Maybe you are like me. I find that the word leader is used pretty inflationary in organizations and management literature. Everyone is a leader - people managers are team leaders, project managers are project leads, etc.
At the same time, the bar is set high. A leader is often described as this charismatic person everyone wants to follow.
As an aspiring leader myself, I often feel the pressure. Do you feel me?
So I went away and did some research on leadership styles in management. And to my surprise, there was a variety of styles. Some are more popular, but none is the best.
I won't get into the detail of all the leadership styles in management as there is already a vast body of knowledge on this topic. If you want a valuable summary of these, I can only recommend the Chartered Management Institute "Management and Leadership Checklist" as an excellent resource .
Here is what all of this boils down to:
- Leaders need to set a clear vision and performance expectations for their team.
- Your leadership style will significantly affect how your team will conduct their work and will directly influence your team's productivity.
- All leadership styles lie on a sliding continuum of relationship building and task focus.
- There is not a single leadership style that fits every situation.
My key takeaway after doing all this research is that a leader needs to use different styles, like playing the piano, to achieve their team's vision.
I have summarised my experiences below to help you decide which are the right leadership styles in management to use for you.
Key Thoughts on Choosing the Best Leadership Style in Management for You
1. Clarity on Objectives
Here is my reality. My teammates used to be my colleagues, and my predecessor had a very different style and vision for the team.
Now, I have clear idea for my team’s future; however, this involves a lot of changes to what the team is used to and how my predecessor led the team. Therefore I use currently an authoritative style, which is task-oriented, in short- to medium-term to implement my vision. This means I am providing a lot of direction.
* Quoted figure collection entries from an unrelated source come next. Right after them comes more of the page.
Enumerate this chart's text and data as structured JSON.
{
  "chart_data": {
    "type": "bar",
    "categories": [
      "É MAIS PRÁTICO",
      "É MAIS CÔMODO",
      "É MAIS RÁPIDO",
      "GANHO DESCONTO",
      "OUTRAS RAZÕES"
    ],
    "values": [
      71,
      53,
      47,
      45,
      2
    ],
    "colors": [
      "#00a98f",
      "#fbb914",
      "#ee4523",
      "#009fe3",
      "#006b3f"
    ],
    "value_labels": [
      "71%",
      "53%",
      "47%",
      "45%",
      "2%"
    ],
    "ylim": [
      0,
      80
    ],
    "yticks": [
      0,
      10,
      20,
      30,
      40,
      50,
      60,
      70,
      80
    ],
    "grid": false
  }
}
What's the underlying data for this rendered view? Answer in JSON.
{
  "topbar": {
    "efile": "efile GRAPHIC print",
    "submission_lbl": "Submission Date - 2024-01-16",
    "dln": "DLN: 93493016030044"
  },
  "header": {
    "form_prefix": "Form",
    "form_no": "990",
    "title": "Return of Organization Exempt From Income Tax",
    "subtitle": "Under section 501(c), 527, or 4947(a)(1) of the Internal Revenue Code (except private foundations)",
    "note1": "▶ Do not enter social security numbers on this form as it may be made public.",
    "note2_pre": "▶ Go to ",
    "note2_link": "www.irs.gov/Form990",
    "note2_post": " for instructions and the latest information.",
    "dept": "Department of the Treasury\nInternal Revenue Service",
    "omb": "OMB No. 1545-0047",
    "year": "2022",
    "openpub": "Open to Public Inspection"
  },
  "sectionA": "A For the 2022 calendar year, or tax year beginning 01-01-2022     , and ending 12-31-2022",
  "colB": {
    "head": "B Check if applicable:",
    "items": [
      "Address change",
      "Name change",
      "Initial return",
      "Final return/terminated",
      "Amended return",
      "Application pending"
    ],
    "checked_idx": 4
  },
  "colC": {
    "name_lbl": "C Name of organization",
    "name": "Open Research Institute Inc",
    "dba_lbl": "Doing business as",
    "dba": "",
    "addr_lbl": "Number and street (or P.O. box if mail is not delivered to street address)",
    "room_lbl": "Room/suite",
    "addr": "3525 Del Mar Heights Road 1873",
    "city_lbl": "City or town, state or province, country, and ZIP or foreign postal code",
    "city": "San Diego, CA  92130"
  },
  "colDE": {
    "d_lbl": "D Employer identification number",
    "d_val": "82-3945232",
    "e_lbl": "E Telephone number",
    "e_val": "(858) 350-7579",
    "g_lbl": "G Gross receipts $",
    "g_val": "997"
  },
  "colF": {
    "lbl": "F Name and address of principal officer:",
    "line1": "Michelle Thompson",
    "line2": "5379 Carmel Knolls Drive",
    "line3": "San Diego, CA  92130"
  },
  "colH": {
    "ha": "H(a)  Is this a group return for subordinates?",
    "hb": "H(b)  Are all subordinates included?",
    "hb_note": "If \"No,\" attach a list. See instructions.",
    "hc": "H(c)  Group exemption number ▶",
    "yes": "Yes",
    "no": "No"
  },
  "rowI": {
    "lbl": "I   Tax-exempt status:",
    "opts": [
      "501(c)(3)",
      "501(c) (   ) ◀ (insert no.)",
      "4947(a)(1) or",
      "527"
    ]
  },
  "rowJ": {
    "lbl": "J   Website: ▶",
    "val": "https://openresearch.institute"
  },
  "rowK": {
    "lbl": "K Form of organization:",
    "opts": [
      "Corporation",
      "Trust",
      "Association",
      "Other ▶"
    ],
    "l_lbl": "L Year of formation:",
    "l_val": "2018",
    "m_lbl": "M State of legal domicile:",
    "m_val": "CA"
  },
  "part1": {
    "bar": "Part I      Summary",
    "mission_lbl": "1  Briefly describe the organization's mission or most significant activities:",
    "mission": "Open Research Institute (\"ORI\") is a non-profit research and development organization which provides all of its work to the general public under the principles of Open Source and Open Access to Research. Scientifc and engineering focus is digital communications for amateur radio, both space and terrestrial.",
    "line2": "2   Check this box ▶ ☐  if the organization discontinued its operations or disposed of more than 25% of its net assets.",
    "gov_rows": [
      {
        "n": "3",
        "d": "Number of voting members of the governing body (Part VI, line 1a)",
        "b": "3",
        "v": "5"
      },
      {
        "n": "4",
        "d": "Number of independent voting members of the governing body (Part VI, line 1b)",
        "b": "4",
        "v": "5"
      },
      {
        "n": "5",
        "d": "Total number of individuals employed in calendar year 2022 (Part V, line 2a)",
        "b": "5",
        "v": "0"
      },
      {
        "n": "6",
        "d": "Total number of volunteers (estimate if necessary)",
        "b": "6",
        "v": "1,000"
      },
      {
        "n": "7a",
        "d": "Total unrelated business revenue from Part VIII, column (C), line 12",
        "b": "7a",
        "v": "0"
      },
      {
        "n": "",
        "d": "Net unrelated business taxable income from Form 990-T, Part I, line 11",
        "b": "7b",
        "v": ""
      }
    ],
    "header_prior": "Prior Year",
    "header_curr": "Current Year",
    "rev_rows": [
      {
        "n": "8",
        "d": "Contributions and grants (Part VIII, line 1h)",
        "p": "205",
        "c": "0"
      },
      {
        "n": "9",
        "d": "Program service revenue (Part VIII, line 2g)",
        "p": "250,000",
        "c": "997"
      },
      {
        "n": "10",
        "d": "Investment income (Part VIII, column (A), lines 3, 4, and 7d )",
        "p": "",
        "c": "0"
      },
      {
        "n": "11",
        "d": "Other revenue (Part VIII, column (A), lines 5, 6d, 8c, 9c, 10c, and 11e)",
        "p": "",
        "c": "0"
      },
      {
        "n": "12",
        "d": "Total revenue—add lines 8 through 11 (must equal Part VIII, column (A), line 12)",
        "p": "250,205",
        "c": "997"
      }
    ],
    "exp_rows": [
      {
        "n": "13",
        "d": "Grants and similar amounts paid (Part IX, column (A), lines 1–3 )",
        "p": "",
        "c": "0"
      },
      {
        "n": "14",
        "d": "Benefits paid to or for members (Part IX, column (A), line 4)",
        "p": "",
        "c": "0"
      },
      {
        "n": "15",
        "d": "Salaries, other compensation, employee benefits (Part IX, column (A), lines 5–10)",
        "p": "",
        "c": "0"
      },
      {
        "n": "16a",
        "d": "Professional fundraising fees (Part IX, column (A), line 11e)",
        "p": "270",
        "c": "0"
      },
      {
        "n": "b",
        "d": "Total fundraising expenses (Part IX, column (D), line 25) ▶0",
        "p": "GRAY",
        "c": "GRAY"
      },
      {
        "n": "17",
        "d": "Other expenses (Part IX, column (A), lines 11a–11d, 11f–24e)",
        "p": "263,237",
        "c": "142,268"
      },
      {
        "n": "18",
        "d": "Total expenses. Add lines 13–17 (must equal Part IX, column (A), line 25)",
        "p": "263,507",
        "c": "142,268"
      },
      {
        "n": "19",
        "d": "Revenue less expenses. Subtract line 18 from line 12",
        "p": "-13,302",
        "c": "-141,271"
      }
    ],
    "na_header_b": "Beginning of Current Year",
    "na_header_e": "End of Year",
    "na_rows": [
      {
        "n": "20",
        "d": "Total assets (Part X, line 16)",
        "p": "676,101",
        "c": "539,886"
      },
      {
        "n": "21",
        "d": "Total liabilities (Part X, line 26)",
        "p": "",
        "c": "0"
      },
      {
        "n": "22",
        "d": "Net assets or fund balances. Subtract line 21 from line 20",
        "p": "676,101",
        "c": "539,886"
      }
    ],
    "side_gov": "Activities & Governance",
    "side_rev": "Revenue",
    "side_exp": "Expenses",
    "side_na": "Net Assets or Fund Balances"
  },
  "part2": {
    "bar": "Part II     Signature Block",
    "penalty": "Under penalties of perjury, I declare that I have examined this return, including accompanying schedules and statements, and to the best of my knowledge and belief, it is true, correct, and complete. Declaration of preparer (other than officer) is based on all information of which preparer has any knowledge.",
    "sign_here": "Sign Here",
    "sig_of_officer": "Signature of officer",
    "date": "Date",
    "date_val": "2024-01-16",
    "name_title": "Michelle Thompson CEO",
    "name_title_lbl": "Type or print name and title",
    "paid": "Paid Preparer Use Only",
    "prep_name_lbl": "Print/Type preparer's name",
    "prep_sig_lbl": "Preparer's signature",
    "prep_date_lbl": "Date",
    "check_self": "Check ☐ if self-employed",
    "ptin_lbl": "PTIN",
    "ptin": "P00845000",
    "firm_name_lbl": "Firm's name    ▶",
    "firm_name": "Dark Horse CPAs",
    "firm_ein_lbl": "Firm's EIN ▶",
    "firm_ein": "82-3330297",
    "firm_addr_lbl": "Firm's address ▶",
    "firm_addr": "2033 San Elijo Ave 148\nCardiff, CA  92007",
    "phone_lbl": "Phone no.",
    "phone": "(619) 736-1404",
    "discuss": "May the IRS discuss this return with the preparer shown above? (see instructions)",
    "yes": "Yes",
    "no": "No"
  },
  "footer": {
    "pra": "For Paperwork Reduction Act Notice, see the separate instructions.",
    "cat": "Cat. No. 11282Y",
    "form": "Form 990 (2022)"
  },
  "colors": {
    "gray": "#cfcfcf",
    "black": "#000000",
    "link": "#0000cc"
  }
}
While this approach delivers results, I am under no illusion that this is low in relationship building and doesn’t bring me sympathies from the team.
Once my work framework is in place and performance expectations are clear to the team, I will be less involved in the day-to-day activities. That means that I am aspiring toward a coaching leadership style, a more people-focused approach, in the long-term. That means that I know everyday business is covered, and can only focus on developing the team.
2. Situational Requirements for Leadership Styles in Management
As always in life, the right thing to do depends.
Situational leadership comes back to my earlier topic of knowing leadership styles and playing them similarly to the piano. While your personality and objectives will demand a dominant style, you need to adjust to the day-to-day demands.
Even if I am aspiring to a coaching style leadership style in management, I will not shy away from going back to an authoritarian style if the situation demands it. For example, this could be an important deadline or task, if done wrong, would have a significant impact on the team, department, and organization. These situations require managers to step in to control quality and results.
Similarly, you will find yourself as manager confronted with your employee’s personal issues, such as illness and other personal problems. In these circumstances, you need to apply a people-focused style, even if only temporarily.
3. Organisational Culture and Climate
Here it is vital to understand yourself; yes, yourself! Think long and hard about what your preferred and natural leadership styles are.
Last but not least is to understand organizational culture, including if and how you fit into it. For example, if you excel in leading task-driven results, a very creative or collaborative environment would lead to friction for you. Even if you have brought strong results in the past with your approach, it is unlikely for you to repeat this if the culture is not in line.